Join us this August 3-6 for a special online course offering a systematic introduction to the mechanics of deformable porous media from a variational perspective. Beginning with continuum mechanics fundamentals, participants will learn how variational principles – rooted in calculus of variations and energy methods –provide a unified framework for deriving governing equations in elasticity, plasticity, and fracture. The course progresses from small-strain linear elasticity through dissipative systems and phase-field fracture modeling to finite strain hyperelasticity.
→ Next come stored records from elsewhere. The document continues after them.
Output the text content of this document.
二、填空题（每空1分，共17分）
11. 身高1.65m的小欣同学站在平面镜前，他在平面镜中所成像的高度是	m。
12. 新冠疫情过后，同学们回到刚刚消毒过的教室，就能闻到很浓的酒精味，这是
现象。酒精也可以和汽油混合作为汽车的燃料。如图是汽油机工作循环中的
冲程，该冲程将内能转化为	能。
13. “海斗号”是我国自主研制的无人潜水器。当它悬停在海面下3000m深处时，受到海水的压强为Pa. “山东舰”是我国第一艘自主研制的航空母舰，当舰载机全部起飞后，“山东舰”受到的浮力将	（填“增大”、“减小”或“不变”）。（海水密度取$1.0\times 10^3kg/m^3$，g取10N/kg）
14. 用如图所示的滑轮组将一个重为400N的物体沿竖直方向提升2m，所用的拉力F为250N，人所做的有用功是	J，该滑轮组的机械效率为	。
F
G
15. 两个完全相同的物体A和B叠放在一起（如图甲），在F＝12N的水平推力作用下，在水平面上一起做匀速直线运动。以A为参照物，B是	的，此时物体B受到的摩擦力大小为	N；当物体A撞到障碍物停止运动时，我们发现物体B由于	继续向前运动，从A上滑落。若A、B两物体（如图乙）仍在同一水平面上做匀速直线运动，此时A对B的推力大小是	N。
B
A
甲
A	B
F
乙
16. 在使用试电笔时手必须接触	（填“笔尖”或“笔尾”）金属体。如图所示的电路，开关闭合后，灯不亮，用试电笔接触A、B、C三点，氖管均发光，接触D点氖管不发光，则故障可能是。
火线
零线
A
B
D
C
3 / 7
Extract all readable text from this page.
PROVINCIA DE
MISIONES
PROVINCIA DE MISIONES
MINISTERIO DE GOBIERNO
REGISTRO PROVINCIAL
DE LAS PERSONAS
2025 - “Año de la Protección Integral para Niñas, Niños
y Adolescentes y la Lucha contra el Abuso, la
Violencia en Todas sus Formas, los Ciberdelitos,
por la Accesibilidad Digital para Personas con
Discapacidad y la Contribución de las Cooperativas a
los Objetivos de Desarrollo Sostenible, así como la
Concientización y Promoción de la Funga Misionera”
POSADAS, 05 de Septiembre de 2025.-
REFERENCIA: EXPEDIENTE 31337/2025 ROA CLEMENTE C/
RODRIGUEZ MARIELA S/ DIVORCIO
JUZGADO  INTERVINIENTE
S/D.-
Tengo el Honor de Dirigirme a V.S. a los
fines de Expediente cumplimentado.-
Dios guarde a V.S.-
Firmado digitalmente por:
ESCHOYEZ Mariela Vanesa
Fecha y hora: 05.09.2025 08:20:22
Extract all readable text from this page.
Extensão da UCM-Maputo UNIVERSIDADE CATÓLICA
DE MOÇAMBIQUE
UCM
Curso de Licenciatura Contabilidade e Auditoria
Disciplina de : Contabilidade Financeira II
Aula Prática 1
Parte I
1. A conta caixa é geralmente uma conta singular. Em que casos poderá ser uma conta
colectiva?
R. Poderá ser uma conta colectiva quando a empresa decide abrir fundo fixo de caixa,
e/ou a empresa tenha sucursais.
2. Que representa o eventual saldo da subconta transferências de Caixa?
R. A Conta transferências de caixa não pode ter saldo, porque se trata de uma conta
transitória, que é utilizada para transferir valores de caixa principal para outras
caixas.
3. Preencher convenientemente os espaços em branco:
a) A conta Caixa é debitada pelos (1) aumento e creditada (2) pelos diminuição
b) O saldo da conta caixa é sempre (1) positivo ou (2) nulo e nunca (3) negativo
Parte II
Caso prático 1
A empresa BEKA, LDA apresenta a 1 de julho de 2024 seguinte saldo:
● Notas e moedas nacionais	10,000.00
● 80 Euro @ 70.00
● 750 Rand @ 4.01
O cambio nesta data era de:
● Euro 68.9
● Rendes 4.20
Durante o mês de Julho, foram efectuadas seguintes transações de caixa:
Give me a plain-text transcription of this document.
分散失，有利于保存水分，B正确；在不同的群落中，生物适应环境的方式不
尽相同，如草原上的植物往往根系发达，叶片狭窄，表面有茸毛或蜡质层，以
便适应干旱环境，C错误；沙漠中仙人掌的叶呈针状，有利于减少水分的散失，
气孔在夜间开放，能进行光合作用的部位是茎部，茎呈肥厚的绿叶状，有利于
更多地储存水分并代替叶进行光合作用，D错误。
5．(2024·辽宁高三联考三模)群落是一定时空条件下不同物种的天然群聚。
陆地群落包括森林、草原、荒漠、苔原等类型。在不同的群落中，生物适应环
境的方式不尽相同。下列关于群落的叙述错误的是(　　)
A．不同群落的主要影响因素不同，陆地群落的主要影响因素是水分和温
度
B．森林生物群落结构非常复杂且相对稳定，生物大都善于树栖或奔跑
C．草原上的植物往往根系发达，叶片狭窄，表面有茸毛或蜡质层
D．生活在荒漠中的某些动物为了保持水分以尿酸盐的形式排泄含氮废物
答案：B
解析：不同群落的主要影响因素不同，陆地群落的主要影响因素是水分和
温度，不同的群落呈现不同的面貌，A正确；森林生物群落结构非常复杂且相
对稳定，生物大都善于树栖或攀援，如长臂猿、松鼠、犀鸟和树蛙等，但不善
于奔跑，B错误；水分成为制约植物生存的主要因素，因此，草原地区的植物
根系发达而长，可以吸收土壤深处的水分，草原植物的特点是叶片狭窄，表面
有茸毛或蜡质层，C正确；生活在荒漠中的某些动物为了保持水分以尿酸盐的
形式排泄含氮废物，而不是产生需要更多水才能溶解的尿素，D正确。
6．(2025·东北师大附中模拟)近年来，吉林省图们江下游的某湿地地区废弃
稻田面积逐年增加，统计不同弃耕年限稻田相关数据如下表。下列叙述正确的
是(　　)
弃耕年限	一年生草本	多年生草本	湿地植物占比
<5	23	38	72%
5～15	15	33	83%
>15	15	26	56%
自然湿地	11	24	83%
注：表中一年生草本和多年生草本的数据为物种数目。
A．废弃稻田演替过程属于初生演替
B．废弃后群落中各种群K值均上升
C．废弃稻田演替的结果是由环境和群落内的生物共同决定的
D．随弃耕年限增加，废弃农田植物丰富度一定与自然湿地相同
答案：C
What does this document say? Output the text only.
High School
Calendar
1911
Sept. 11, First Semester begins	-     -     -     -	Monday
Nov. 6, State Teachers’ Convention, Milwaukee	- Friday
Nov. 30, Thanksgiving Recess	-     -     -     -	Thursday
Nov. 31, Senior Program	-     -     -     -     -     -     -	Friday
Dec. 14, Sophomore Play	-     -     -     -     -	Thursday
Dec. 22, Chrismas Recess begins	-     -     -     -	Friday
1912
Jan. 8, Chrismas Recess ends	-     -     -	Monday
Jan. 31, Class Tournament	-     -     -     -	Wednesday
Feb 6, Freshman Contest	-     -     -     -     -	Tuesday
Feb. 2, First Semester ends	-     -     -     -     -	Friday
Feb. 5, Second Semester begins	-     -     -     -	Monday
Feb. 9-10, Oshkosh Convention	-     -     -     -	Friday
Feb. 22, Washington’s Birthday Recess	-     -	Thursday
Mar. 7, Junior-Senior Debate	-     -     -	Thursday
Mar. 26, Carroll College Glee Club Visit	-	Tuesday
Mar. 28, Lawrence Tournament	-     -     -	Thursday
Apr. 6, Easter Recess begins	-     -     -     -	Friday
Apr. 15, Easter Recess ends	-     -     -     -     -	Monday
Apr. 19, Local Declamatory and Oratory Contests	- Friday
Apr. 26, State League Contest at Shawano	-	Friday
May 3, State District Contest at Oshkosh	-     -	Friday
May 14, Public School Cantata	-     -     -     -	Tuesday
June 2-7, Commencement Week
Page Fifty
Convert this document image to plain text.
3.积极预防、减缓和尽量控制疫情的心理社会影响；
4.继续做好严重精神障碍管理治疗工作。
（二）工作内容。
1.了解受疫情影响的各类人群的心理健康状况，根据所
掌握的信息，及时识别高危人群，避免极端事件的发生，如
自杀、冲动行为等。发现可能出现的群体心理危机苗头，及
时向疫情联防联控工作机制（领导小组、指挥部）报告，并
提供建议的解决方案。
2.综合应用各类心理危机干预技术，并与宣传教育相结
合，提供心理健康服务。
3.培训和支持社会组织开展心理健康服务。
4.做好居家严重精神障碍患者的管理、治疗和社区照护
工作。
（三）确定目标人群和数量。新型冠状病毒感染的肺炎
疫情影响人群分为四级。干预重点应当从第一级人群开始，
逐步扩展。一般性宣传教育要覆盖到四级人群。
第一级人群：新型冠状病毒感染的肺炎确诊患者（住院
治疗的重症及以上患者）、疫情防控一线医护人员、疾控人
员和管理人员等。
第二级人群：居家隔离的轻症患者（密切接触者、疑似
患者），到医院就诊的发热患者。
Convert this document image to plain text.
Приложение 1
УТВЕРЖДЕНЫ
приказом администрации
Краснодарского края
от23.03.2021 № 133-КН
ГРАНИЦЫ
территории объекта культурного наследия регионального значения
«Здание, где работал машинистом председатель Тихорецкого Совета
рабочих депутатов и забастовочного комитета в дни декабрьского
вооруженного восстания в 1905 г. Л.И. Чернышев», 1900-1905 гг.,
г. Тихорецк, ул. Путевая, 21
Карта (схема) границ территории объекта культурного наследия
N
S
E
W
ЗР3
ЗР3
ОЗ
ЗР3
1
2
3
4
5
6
The course ends by showing how theory applies to pore-scale modeling, and what challenges and insights arise from probing deformation and failure on pore-scale geometries derived from imaging data.

What you’ll learn:

• How variational and energy methods (e.g., virtual work, dissipation potentials) provide a unified framework for deriving governing equations of solid mechanics.
• Computational approaches to plasticity, fracture, and large deformations, including phase-field modeling of crack propagation.
• How pore-scale modeling on geometries derived from imaging data reveals insights and challenges related to deformation and failure in porous materials.

Instructor:
Yashar Mehmani, Assistant Professor at Pennsylvania State University, specializing focusing on the fundamental physics of fluid flow and solid deformation in porous materials, with emphasis on pore-scale modeling and theory, multiscale methods, and applications to energy and environmental systems.

Schedule:
August 3–6, 10:00 AM – 1:00 PM (EDT), daily

Course Fee: Thanks to support from an NSF CAREER Grant, this course will be offered free to all participants. Participation is limited to InterPore members.